After noticing his car was damaged Tuesday night, Charlie Scheele said, he reported Wednesday to Brookfield police that his car had been struck in a parking lot.
To avoid any appearance of a conflict of interest, Brookfield police turned the investigation over to the Waukesha County Sheriff's Department after learning the damage could have occurred in a parking lot where both Scheele and Steinberg work and that the men park their cars next to each other in assigned spaces.
Sheriff's Detective Steve Pederson confirmed Friday that the department is investigating an accident that could involve Steinberg but said he "would not comment on ongoing investigations."

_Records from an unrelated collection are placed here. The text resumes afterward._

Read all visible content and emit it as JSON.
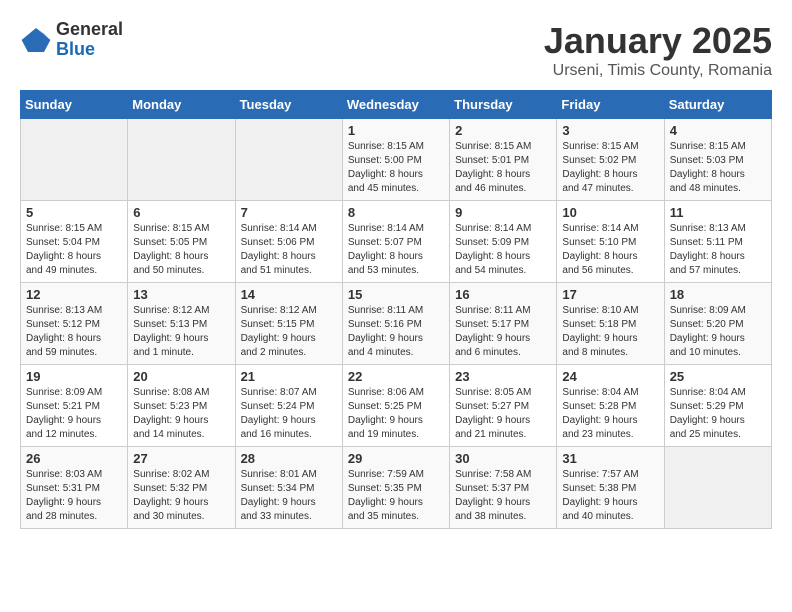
{
  "logo": {
    "general": "General",
    "blue": "Blue"
  },
  "title": "January 2025",
  "subtitle": "Urseni, Timis County, Romania",
  "weekdays": [
    "Sunday",
    "Monday",
    "Tuesday",
    "Wednesday",
    "Thursday",
    "Friday",
    "Saturday"
  ],
  "weeks": [
    [
      {
        "day": "",
        "info": ""
      },
      {
        "day": "",
        "info": ""
      },
      {
        "day": "",
        "info": ""
      },
      {
        "day": "1",
        "info": "Sunrise: 8:15 AM\nSunset: 5:00 PM\nDaylight: 8 hours\nand 45 minutes."
      },
      {
        "day": "2",
        "info": "Sunrise: 8:15 AM\nSunset: 5:01 PM\nDaylight: 8 hours\nand 46 minutes."
      },
      {
        "day": "3",
        "info": "Sunrise: 8:15 AM\nSunset: 5:02 PM\nDaylight: 8 hours\nand 47 minutes."
      },
      {
        "day": "4",
        "info": "Sunrise: 8:15 AM\nSunset: 5:03 PM\nDaylight: 8 hours\nand 48 minutes."
      }
    ],
    [
      {
        "day": "5",
        "info": "Sunrise: 8:15 AM\nSunset: 5:04 PM\nDaylight: 8 hours\nand 49 minutes."
      },
      {
        "day": "6",
        "info": "Sunrise: 8:15 AM\nSunset: 5:05 PM\nDaylight: 8 hours\nand 50 minutes."
      },
      {
        "day": "7",
        "info": "Sunrise: 8:14 AM\nSunset: 5:06 PM\nDaylight: 8 hours\nand 51 minutes."
      },
      {
        "day": "8",
        "info": "Sunrise: 8:14 AM\nSunset: 5:07 PM\nDaylight: 8 hours\nand 53 minutes."
      },
      {
        "day": "9",
        "info": "Sunrise: 8:14 AM\nSunset: 5:09 PM\nDaylight: 8 hours\nand 54 minutes."
      },
      {
        "day": "10",
        "info": "Sunrise: 8:14 AM\nSunset: 5:10 PM\nDaylight: 8 hours\nand 56 minutes."
      },
      {
        "day": "11",
        "info": "Sunrise: 8:13 AM\nSunset: 5:11 PM\nDaylight: 8 hours\nand 57 minutes."
      }
    ],
    [
      {
        "day": "12",
        "info": "Sunrise: 8:13 AM\nSunset: 5:12 PM\nDaylight: 8 hours\nand 59 minutes."
      },
      {
        "day": "13",
        "info": "Sunrise: 8:12 AM\nSunset: 5:13 PM\nDaylight: 9 hours\nand 1 minute."
      },
      {
        "day": "14",
        "info": "Sunrise: 8:12 AM\nSunset: 5:15 PM\nDaylight: 9 hours\nand 2 minutes."
      },
      {
        "day": "15",
        "info": "Sunrise: 8:11 AM\nSunset: 5:16 PM\nDaylight: 9 hours\nand 4 minutes."
      },
      {
        "day": "16",
        "info": "Sunrise: 8:11 AM\nSunset: 5:17 PM\nDaylight: 9 hours\nand 6 minutes."
      },
      {
        "day": "17",
        "info": "Sunrise: 8:10 AM\nSunset: 5:18 PM\nDaylight: 9 hours\nand 8 minutes."
      },
      {
        "day": "18",
        "info": "Sunrise: 8:09 AM\nSunset: 5:20 PM\nDaylight: 9 hours\nand 10 minutes."
      }
    ],
    [
      {
        "day": "19",
        "info": "Sunrise: 8:09 AM\nSunset: 5:21 PM\nDaylight: 9 hours\nand 12 minutes."
      },
      {
        "day": "20",
        "info": "Sunrise: 8:08 AM\nSunset: 5:23 PM\nDaylight: 9 hours\nand 14 minutes."
      },
      {
        "day": "21",
        "info": "Sunrise: 8:07 AM\nSunset: 5:24 PM\nDaylight: 9 hours\nand 16 minutes."
      },
      {
        "day": "22",
        "info": "Sunrise: 8:06 AM\nSunset: 5:25 PM\nDaylight: 9 hours\nand 19 minutes."
      },
      {
        "day": "23",
        "info": "Sunrise: 8:05 AM\nSunset: 5:27 PM\nDaylight: 9 hours\nand 21 minutes."
      },
      {
        "day": "24",
        "info": "Sunrise: 8:04 AM\nSunset: 5:28 PM\nDaylight: 9 hours\nand 23 minutes."
      },
      {
        "day": "25",
        "info": "Sunrise: 8:04 AM\nSunset: 5:29 PM\nDaylight: 9 hours\nand 25 minutes."
      }
    ],
    [
      {
        "day": "26",
        "info": "Sunrise: 8:03 AM\nSunset: 5:31 PM\nDaylight: 9 hours\nand 28 minutes."
      },
      {
        "day": "27",
        "info": "Sunrise: 8:02 AM\nSunset: 5:32 PM\nDaylight: 9 hours\nand 30 minutes."
      },
      {
        "day": "28",
        "info": "Sunrise: 8:01 AM\nSunset: 5:34 PM\nDaylight: 9 hours\nand 33 minutes."
      },
      {
        "day": "29",
        "info": "Sunrise: 7:59 AM\nSunset: 5:35 PM\nDaylight: 9 hours\nand 35 minutes."
      },
      {
        "day": "30",
        "info": "Sunrise: 7:58 AM\nSunset: 5:37 PM\nDaylight: 9 hours\nand 38 minutes."
      },
      {
        "day": "31",
        "info": "Sunrise: 7:57 AM\nSunset: 5:38 PM\nDaylight: 9 hours\nand 40 minutes."
      },
      {
        "day": "",
        "info": ""
      }
    ]
  ]
}
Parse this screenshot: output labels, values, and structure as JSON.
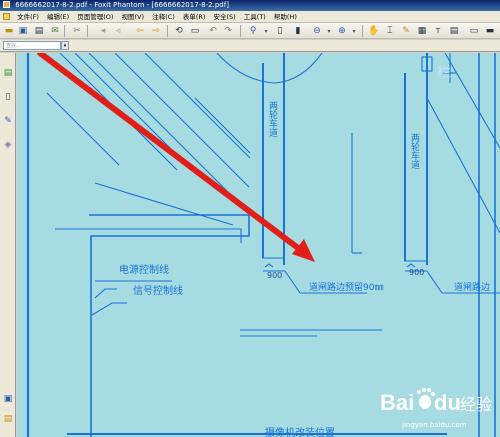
{
  "window": {
    "title": "6666662017-8-2.pdf - Foxit Phantom - [6666662017-8-2.pdf]"
  },
  "menu": [
    "文件(F)",
    "编辑(E)",
    "页面管理(O)",
    "视图(V)",
    "注释(C)",
    "表单(R)",
    "安全(S)",
    "工具(T)",
    "帮助(H)"
  ],
  "nav": {
    "search_placeholder": "查找..."
  },
  "drawing": {
    "label_power": "电源控制线",
    "label_signal": "信号控制线",
    "label_left_lane": "两轮车道",
    "label_right_lane": "两轮车道",
    "dim_left": "900",
    "dim_right": "900",
    "note_gate": "道闸路边预留90㎜",
    "note_gate_right": "道闸路边",
    "note_camera": "摄像机改装位置",
    "top_text": "栏"
  },
  "watermark": {
    "brand": "Bai",
    "paw": "du",
    "suffix": "经验",
    "domain": "jingyan.baidu.com"
  },
  "colors": {
    "canvas_bg": "#a6dbe1",
    "line": "#1a73d8",
    "arrow": "#e02018"
  }
}
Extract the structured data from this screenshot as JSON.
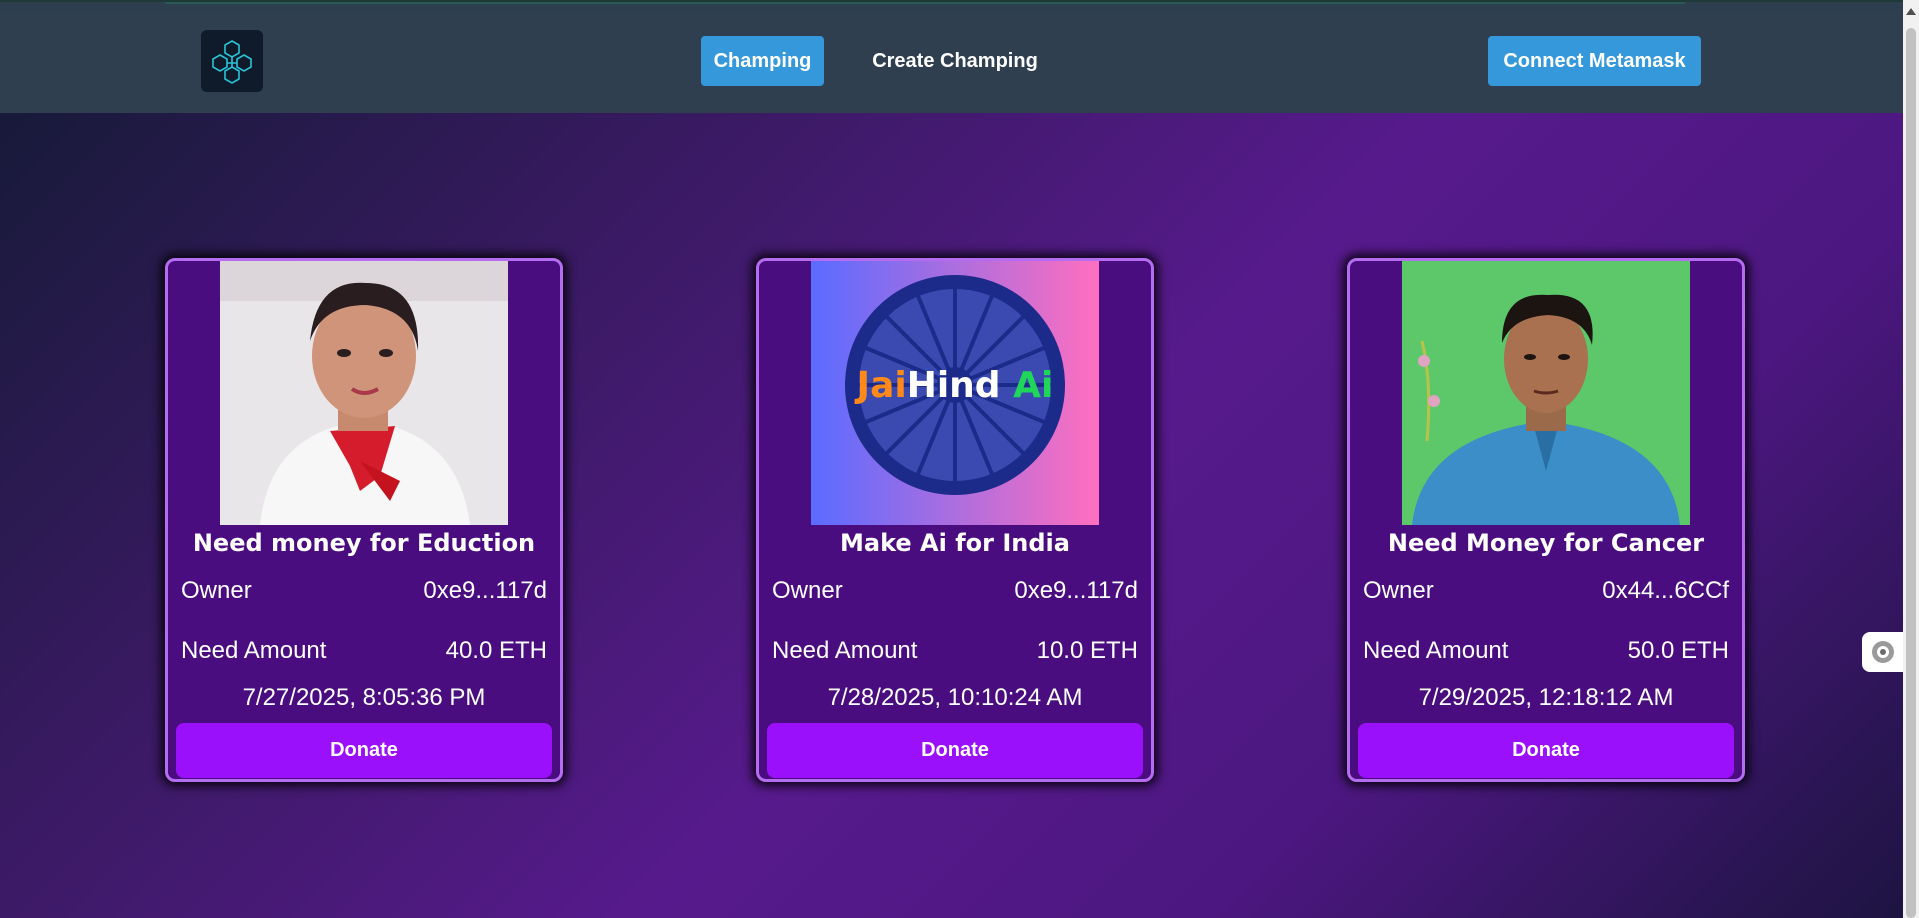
{
  "nav": {
    "tabs": [
      {
        "label": "Champing",
        "active": true
      },
      {
        "label": "Create Champing",
        "active": false
      }
    ],
    "connect_label": "Connect Metamask",
    "logo_icon": "blockchain-cubes-icon"
  },
  "campaigns": [
    {
      "title": "Need money for Eduction",
      "owner_label": "Owner",
      "owner": "0xe9...117d",
      "amount_label": "Need Amount",
      "amount": "40.0 ETH",
      "date": "7/27/2025, 8:05:36 PM",
      "donate_label": "Donate"
    },
    {
      "title": "Make Ai for India",
      "owner_label": "Owner",
      "owner": "0xe9...117d",
      "amount_label": "Need Amount",
      "amount": "10.0 ETH",
      "date": "7/28/2025, 10:10:24 AM",
      "donate_label": "Donate",
      "image_text": {
        "part1": "Jai",
        "part2": "Hind",
        "part3": " Ai"
      }
    },
    {
      "title": "Need Money for Cancer",
      "owner_label": "Owner",
      "owner": "0x44...6CCf",
      "amount_label": "Need Amount",
      "amount": "50.0 ETH",
      "date": "7/29/2025, 12:18:12 AM",
      "donate_label": "Donate"
    }
  ],
  "colors": {
    "nav_bg": "#2f3f4f",
    "accent": "#3498db",
    "card_bg": "#4a0d80",
    "card_border": "#b46df0",
    "donate": "#9b10fa"
  }
}
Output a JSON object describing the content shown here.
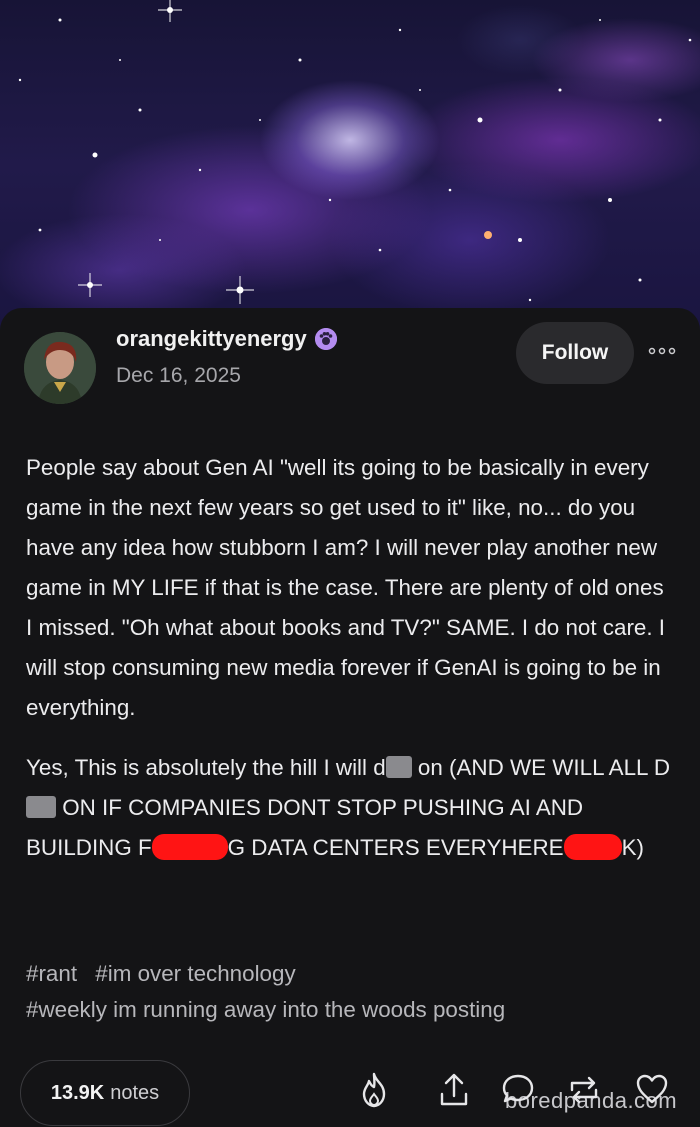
{
  "post": {
    "username": "orangekittyenergy",
    "date": "Dec 16, 2025",
    "follow_label": "Follow",
    "paragraph1": "People say about Gen AI \"well its going to be basically in every game in the next few years so get used to it\" like, no... do you have any idea how stubborn I am? I will never play another new game in MY LIFE if that is the case. There are plenty of old ones I missed. \"Oh what about books and TV?\" SAME. I do not care. I will stop consuming new media forever if GenAI is going to be in everything.",
    "p2_part1": "Yes, This is absolutely the hill I will d",
    "p2_part2": " on (AND WE WILL ALL D",
    "p2_part3": " ON IF COMPANIES DONT STOP PUSHING AI AND BUILDING F",
    "p2_part4": "G DATA CENTERS EVERYHERE",
    "p2_part5": "K)",
    "tags": [
      "#rant",
      "#im over technology",
      "#weekly im running away into the woods posting"
    ],
    "notes_count": "13.9K",
    "notes_label": "notes",
    "watermark": "boredpanda.com"
  },
  "icons": {
    "badge": "paw-badge-icon",
    "more": "more-options-icon",
    "actions": [
      "fire-icon",
      "share-icon",
      "comment-icon",
      "reblog-icon",
      "heart-icon"
    ]
  },
  "colors": {
    "card_background": "#141416",
    "censor_red": "#ff1414",
    "badge_purple": "#b48cf0"
  }
}
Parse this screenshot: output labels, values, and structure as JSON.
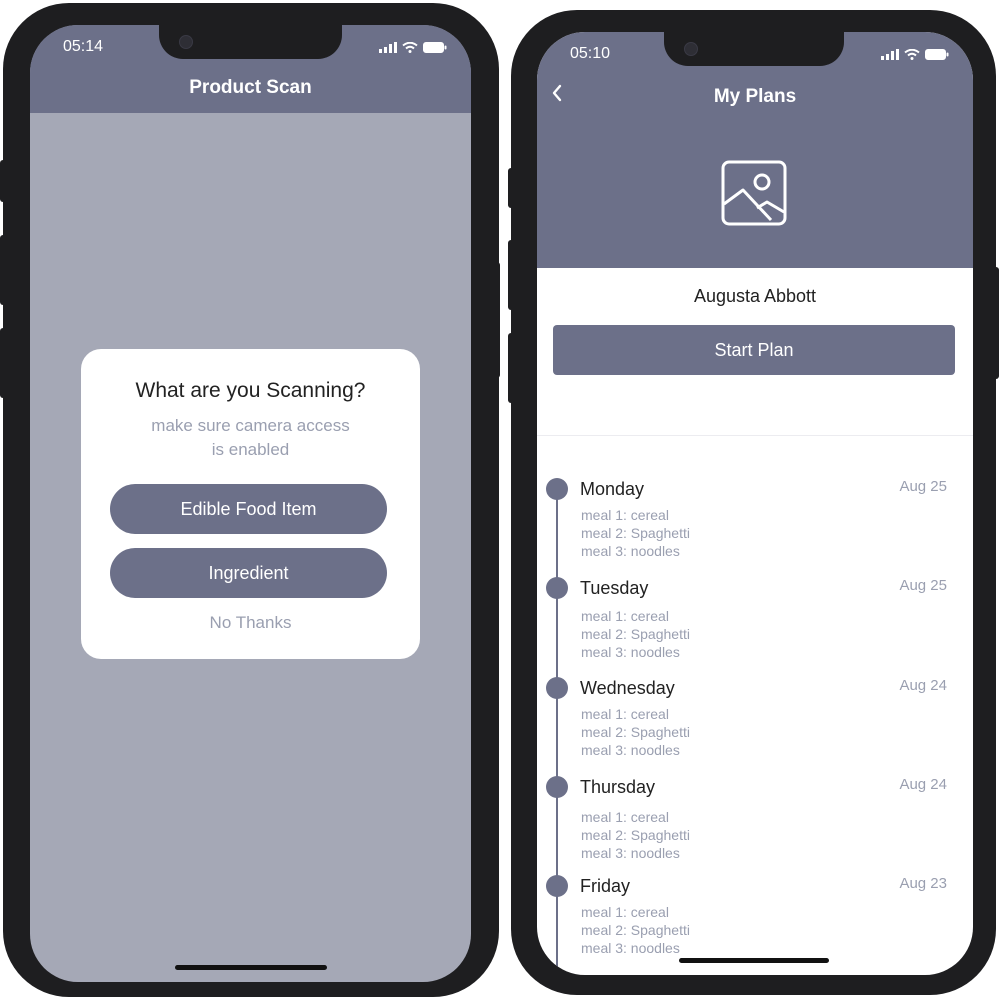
{
  "left_phone": {
    "status": {
      "time": "05:14"
    },
    "header": {
      "title": "Product Scan"
    },
    "dialog": {
      "title": "What are you Scanning?",
      "subtitle_line1": "make sure camera access",
      "subtitle_line2": "is enabled",
      "option1": "Edible Food Item",
      "option2": "Ingredient",
      "dismiss": "No Thanks"
    }
  },
  "right_phone": {
    "status": {
      "time": "05:10"
    },
    "header": {
      "title": "My Plans",
      "back_icon": "chevron-left",
      "image_icon": "image-placeholder"
    },
    "profile": {
      "name": "Augusta Abbott"
    },
    "start_button": "Start Plan",
    "days": [
      {
        "name": "Monday",
        "date": "Aug 25",
        "meal1": "meal 1:  cereal",
        "meal2": "meal 2: Spaghetti",
        "meal3": "meal 3: noodles"
      },
      {
        "name": "Tuesday",
        "date": "Aug 25",
        "meal1": "meal 1:  cereal",
        "meal2": "meal 2: Spaghetti",
        "meal3": "meal 3: noodles"
      },
      {
        "name": "Wednesday",
        "date": "Aug 24",
        "meal1": "meal 1:  cereal",
        "meal2": "meal 2: Spaghetti",
        "meal3": "meal 3: noodles"
      },
      {
        "name": "Thursday",
        "date": "Aug 24",
        "meal1": "meal 1:  cereal",
        "meal2": "meal 2: Spaghetti",
        "meal3": "meal 3: noodles"
      },
      {
        "name": "Friday",
        "date": "Aug 23",
        "meal1": "meal 1:  cereal",
        "meal2": "meal 2: Spaghetti",
        "meal3": "meal 3: noodles"
      }
    ]
  },
  "colors": {
    "accent": "#6c7089",
    "overlay": "#a5a8b6",
    "muted_text": "#9a9fb0"
  }
}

Brookfield Sgt. Joe Mozian said police received a call just before 10 a.m. Wednesday from a man who wanted to report an unattended vehicle struck in the parking lot of the Fraternal Order of Eagles building at 12660 W. Capitol Drive.
Steinberg has a law office in the building and is the secretary to the judicial branch for the Eagles.
Scheele is the accountant for the Eagles.
He described their relationship as " professional" and said they sat next to each other at the Eagles Christmas party.
Four years ago, Steinberg asked Scheele to switch parking stalls, contending that his position as judge and attorney required him to carry around a lot of files. Steinberg said he needed the slot closer to the handicap space so he could have more room, Scheele said.
Scheele, who agreed to the change, said he has never accused Steinberg of striking his 1989 Honda Prelude. However, a forensics test should be completed by the end of the week, he said.
The damage was done to the driver's side between the door and back tire, Scheele said.
Steinberg said a person who had been involved in a "hit- and-run" type of accident would not want to be found and he has been returning to his work place every day.
Steinberg said his car has some scratches on its bumper but those have been there for about a year.
Upset over being "falsely accused" -- and the protocol of getting the Sheriff's Department involved -- Steinberg has hired an attorney to investigate. The lawyer interviewed Scheele and found alleged inconsistencies in his statements, Steinberg said.
Scheele said he "respectfully disagrees."
Steinberg said he is upset with the Sheriff's Department because three deputies arrived to question him while he was holding court Thursday. The judge said he told the officers he had "judicial immunity" from being questioned because he wanted them to know that he didn't have to talk just then.
However, Steinberg said, he did eventually talk to the officers and showed them his car.
Steinberg also said he believes the department was overzealous in sending three officers to question him when he would have made himself available to them.
On seeing another perspective of the judicial process, Steinberg said, "It gives me a good understanding of how important details are -- that's why I did my own investigation."